Not your cup of tea, personally? That's OK. This is the risk taken when you make something that's not mainstream... whether it's music or a musical instrument. Randy didn't set out to make something that everyone on KVR would love.
But some of you are close to "this isn't useful for music", and pushing a false dichotomy between "sound designers" and "musicians." And that's the kind of thing I expect to see over at TalkBass from the 75-year-olds who only play "Mustang Sally" and "Brown Eyed Girl" and "Margaritaville" on a Fender P with tortoiseshell pickguard and who just can't understand these young whippersnappers with their 5+ strings and their jazz solos and their djent and their pedalboards.
[edit: I want to make sure I don't come off too ageist there, don't mean to imply that all Boomers are like this.

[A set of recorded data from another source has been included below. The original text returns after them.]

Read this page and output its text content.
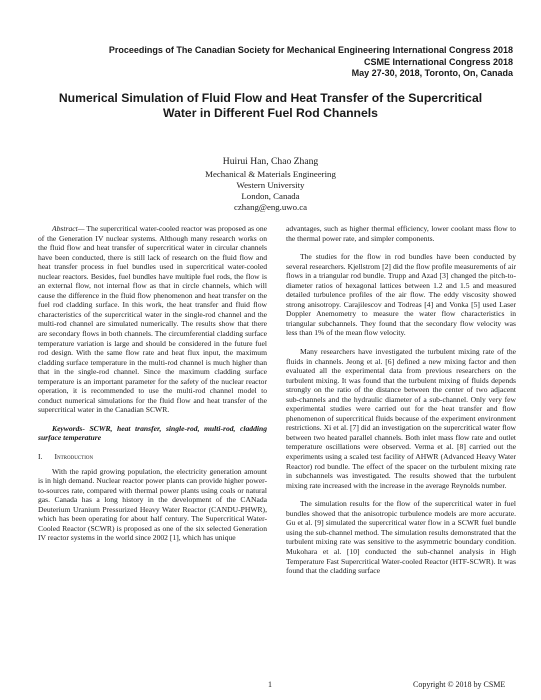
Proceedings of The Canadian Society for Mechanical Engineering International Congress 2018
CSME International Congress 2018
May 27-30, 2018, Toronto, On, Canada
Numerical Simulation of Fluid Flow and Heat Transfer of the Supercritical
Water in Different Fuel Rod Channels
Huirui Han, Chao Zhang
Mechanical & Materials Engineering
Western University
London, Canada
czhang@eng.uwo.ca

Abstract— The supercritical water-cooled reactor was proposed as one of the Generation IV nuclear systems. Although many research works on the fluid flow and heat transfer of supercritical water in circular channels have been conducted, there is still lack of research on the fluid flow and heat transfer process in fuel bundles used in supercritical water-cooled nuclear reactors. Besides, fuel bundles have multiple fuel rods, the flow is an external flow, not internal flow as that in circle channels, which will cause the difference in the fluid flow phenomenon and heat transfer on the fuel rod cladding surface. In this work, the heat transfer and fluid flow characteristics of the supercritical water in the single-rod channel and the multi-rod channel are simulated numerically. The results show that there are secondary flows in both channels. The circumferential cladding surface temperature variation is large and should be considered in the future fuel rod design. With the same flow rate and heat flux input, the maximum cladding surface temperature in the multi-rod channel is much higher than that in the single-rod channel. Since the maximum cladding surface temperature is an important parameter for the safety of the nuclear reactor operation, it is recommended to use the multi-rod channel model to conduct numerical simulations for the fluid flow and heat transfer of the supercritical water in the Canadian SCWR.

Keywords- SCWR, heat transfer, single-rod, multi-rod, cladding surface temperature

I. Introduction

With the rapid growing population, the electricity generation amount is in high demand. Nuclear reactor power plants can provide higher power-to-sources rate, compared with thermal power plants using coals or natural gas. Canada has a long history in the development of the CANada Deuterium Uranium Pressurized Heavy Water Reactor (CANDU-PHWR), which has been operating for about half century. The Supercritical Water-Cooled Reactor (SCWR) is proposed as one of the six selected Generation IV reactor systems in the world since 2002 [1], which has unique

advantages, such as higher thermal efficiency, lower coolant mass flow to the thermal power rate, and simpler components.

The studies for the flow in rod bundles have been conducted by several researchers. Kjellstrom [2] did the flow profile measurements of air flows in a triangular rod bundle. Trupp and Azad [3] changed the pitch-to-diameter ratios of hexagonal lattices between 1.2 and 1.5 and measured detailed turbulence profiles of the air flow. The eddy viscosity showed strong anisotropy. Carajilescov and Todreas [4] and Vonka [5] used Laser Doppler Anemometry to measure the water flow characteristics in triangular subchannels. They found that the secondary flow velocity was less than 1% of the mean flow velocity.

Many researchers have investigated the turbulent mixing rate of the fluids in channels. Jeong et al. [6] defined a new mixing factor and then evaluated all the experimental data from previous researchers on the turbulent mixing. It was found that the turbulent mixing of fluids depends strongly on the ratio of the distance between the center of two adjacent sub-channels and the hydraulic diameter of a sub-channel. Only very few experimental studies were carried out for the heat transfer and flow phenomenon of supercritical fluids because of the experiment environment restrictions. Xi et al. [7] did an investigation on the supercritical water flow between two heated parallel channels. Both inlet mass flow rate and outlet temperature oscillations were observed. Verma et al. [8] carried out the experiments using a scaled test facility of AHWR (Advanced Heavy Water Reactor) rod bundle. The effect of the spacer on the turbulent mixing rate in subchannels was investigated. The results showed that the turbulent mixing rate increased with the increase in the average Reynolds number.

The simulation results for the flow of the supercritical water in fuel bundles showed that the anisotropic turbulence models are more accurate. Gu et al. [9] simulated the supercritical water flow in a SCWR fuel bundle using the sub-channel method. The simulation results demonstrated that the turbulent mixing rate was sensitive to the asymmetric boundary condition. Mukohara et al. [10] conducted the sub-channel analysis in High Temperature Fast Supercritical Water-cooled Reactor (HTF-SCWR). It was found that the cladding surface

1	Copyright © 2018 by CSME
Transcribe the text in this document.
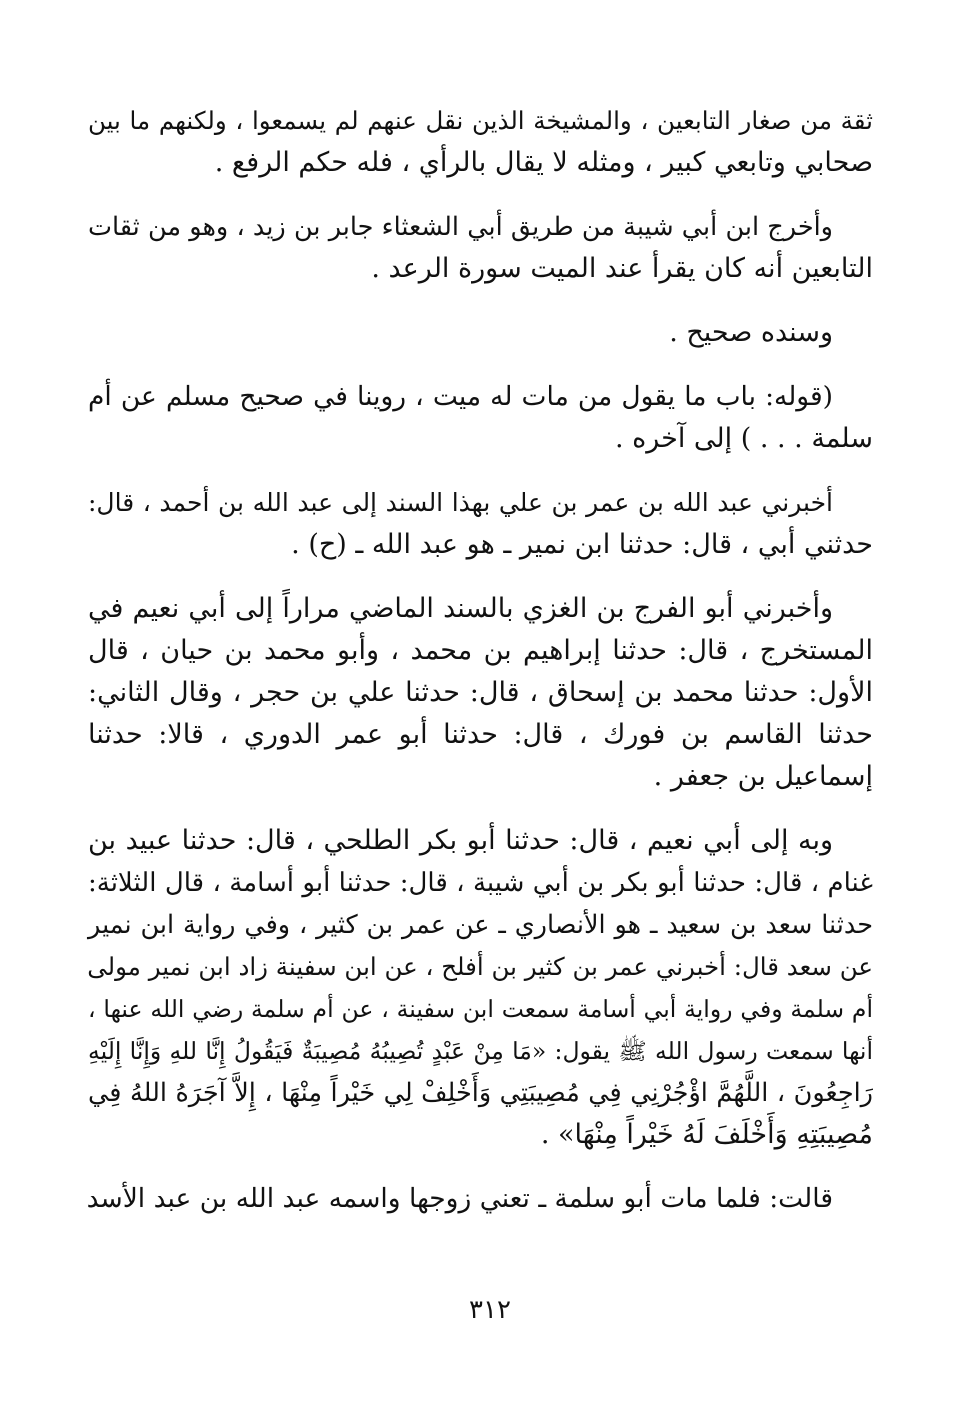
ثقة من صغار التابعين ، والمشيخة الذين نقل عنهم لم يسمعوا ، ولكنهم ما بين
صحابي وتابعي كبير ، ومثله لا يقال بالرأي ، فله حكم الرفع .
وأخرج ابن أبي شيبة من طريق أبي الشعثاء جابر بن زيد ، وهو من ثقات
التابعين أنه كان يقرأ عند الميت سورة الرعد .
وسنده صحيح .
(قوله: باب ما يقول من مات له ميت ، روينا في صحيح مسلم عن أم
سلمة . . . ) إلى آخره .
أخبرني عبد الله بن عمر بن علي بهذا السند إلى عبد الله بن أحمد ، قال:
حدثني أبي ، قال: حدثنا ابن نمير ـ هو عبد الله ـ (ح) .
وأخبرني أبو الفرج بن الغزي بالسند الماضي مراراً إلى أبي نعيم في
المستخرج ، قال: حدثنا إبراهيم بن محمد ، وأبو محمد بن حيان ، قال
الأول: حدثنا محمد بن إسحاق ، قال: حدثنا علي بن حجر ، وقال الثاني:
حدثنا القاسم بن فورك ، قال: حدثنا أبو عمر الدوري ، قالا: حدثنا
إسماعيل بن جعفر .
وبه إلى أبي نعيم ، قال: حدثنا أبو بكر الطلحي ، قال: حدثنا عبيد بن
غنام ، قال: حدثنا أبو بكر بن أبي شيبة ، قال: حدثنا أبو أسامة ، قال الثلاثة:
حدثنا سعد بن سعيد ـ هو الأنصاري ـ عن عمر بن كثير ، وفي رواية ابن نمير
عن سعد قال: أخبرني عمر بن كثير بن أفلح ، عن ابن سفينة زاد ابن نمير مولى
أم سلمة وفي رواية أبي أسامة سمعت ابن سفينة ، عن أم سلمة رضي الله عنها ،
أنها سمعت رسول الله ﷺ يقول: «مَا مِنْ عَبْدٍ تُصِيبُهُ مُصِيبَةٌ فَيَقُولُ إِنَّا للهِ وَإِنَّا إِلَيْهِ
رَاجِعُونَ ، اللَّهُمَّ اؤْجُرْنِي فِي مُصِيبَتِي وَأَخْلِفْ لِي خَيْراً مِنْهَا ، إِلاَّ آجَرَهُ اللهُ فِي
مُصِيبَتِهِ وَأَخْلَفَ لَهُ خَيْراً مِنْهَا» .
قالت: فلما مات أبو سلمة ـ تعني زوجها واسمه عبد الله بن عبد الأسد
٣١٢
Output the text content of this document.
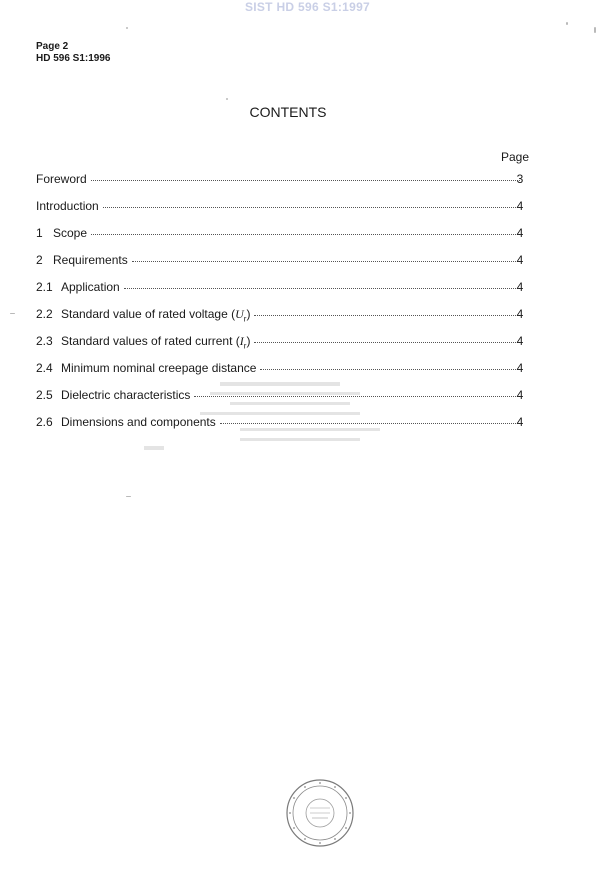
SIST HD 596 S1:1997
Page 2
HD 596 S1:1996
CONTENTS
Page
Foreword	3
Introduction	4
1 Scope	4
2 Requirements	4
2.1 Application	4
2.2 Standard value of rated voltage $(U_r)$	4
2.3 Standard values of rated current $(I_r)$	4
2.4 Minimum nominal creepage distance	4
2.5 Dielectric characteristics	4
2.6 Dimensions and components	4
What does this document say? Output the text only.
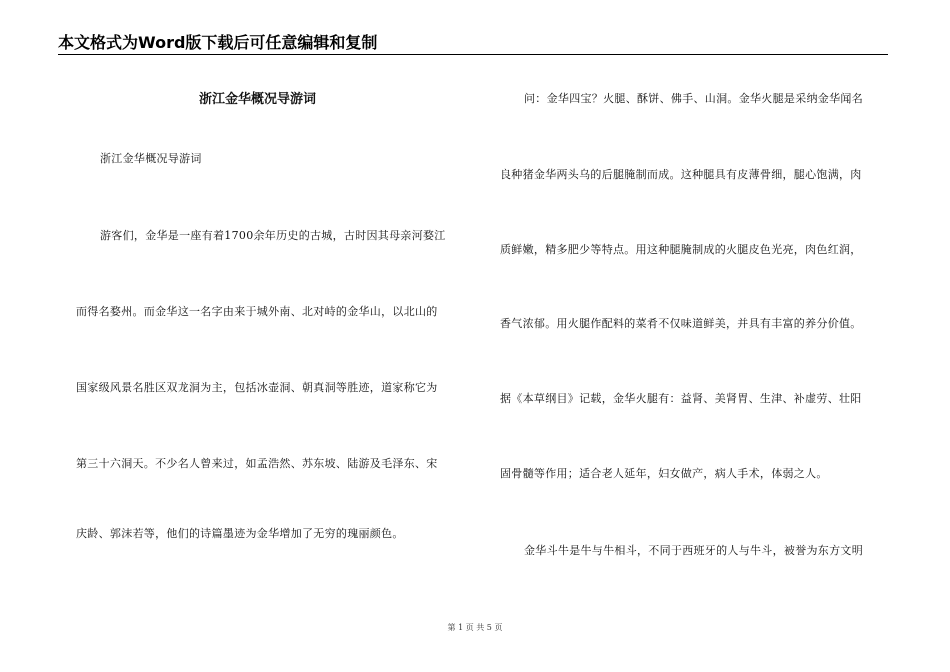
本文格式为Word版下载后可任意编辑和复制
浙江金华概况导游词
浙江金华概况导游词
游客们，金华是一座有着1700余年历史的古城，古时因其母亲河婺江
而得名婺州。而金华这一名字由来于城外南、北对峙的金华山，以北山的
国家级风景名胜区双龙洞为主，包括冰壶洞、朝真洞等胜迹，道家称它为
第三十六洞天。不少名人曾来过，如孟浩然、苏东坡、陆游及毛泽东、宋
庆龄、郭沫若等，他们的诗篇墨迹为金华增加了无穷的瑰丽颜色。
问：金华四宝？火腿、酥饼、佛手、山洞。金华火腿是采纳金华闻名
良种猪金华两头乌的后腿腌制而成。这种腿具有皮薄骨细，腿心饱满，肉
质鲜嫩，精多肥少等特点。用这种腿腌制成的火腿皮色光亮，肉色红润，
香气浓郁。用火腿作配料的菜肴不仅味道鲜美，并具有丰富的养分价值。
据《本草纲目》记载，金华火腿有：益肾、美肾胃、生津、补虚劳、壮阳
固骨髓等作用；适合老人延年，妇女做产，病人手术，体弱之人。
金华斗牛是牛与牛相斗，不同于西班牙的人与牛斗，被誉为东方文明
第 1 页 共 5 页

Some of them are worse! But some of them are very cool. My dad's in that age range and is the one who got me hooked on synths and weird music in the first place.]
Personally I'll take Sumu, and Myth (another one to get similar treatment but the thread is much more... septic) over any and all emulations of 70s synths and yet another wavetable-with-27-filter-models and so on.
And what I'll make with these two weird cousins is music.
There's a lot of "we want something different" and then when we get something different there's a lot of "why does it not have wavetables, MSEGs and vintage filters" going on.
I find a lot of things are often judged on what they aren't as opposed to what they are.
The Myth thread is a trainwreck with a lot of contributors decrying it for reasons best known to themselves. Myth is a phenomenal synth. Dawesome's best, imho.
I'm very into the idea of something being an instrument. ie. Something that is greater than the sum of its parts. Something that has a distinct workflow, feature set and its own identity.
I think Sumu has the identity but I still feel it lacks some ways to tame the unbelievable sounds into something a little more manageable.
That's probably me contradicting myself there but in my defense I'm not looking for wavetable, fancy filter or arps etc. just more basic shaping.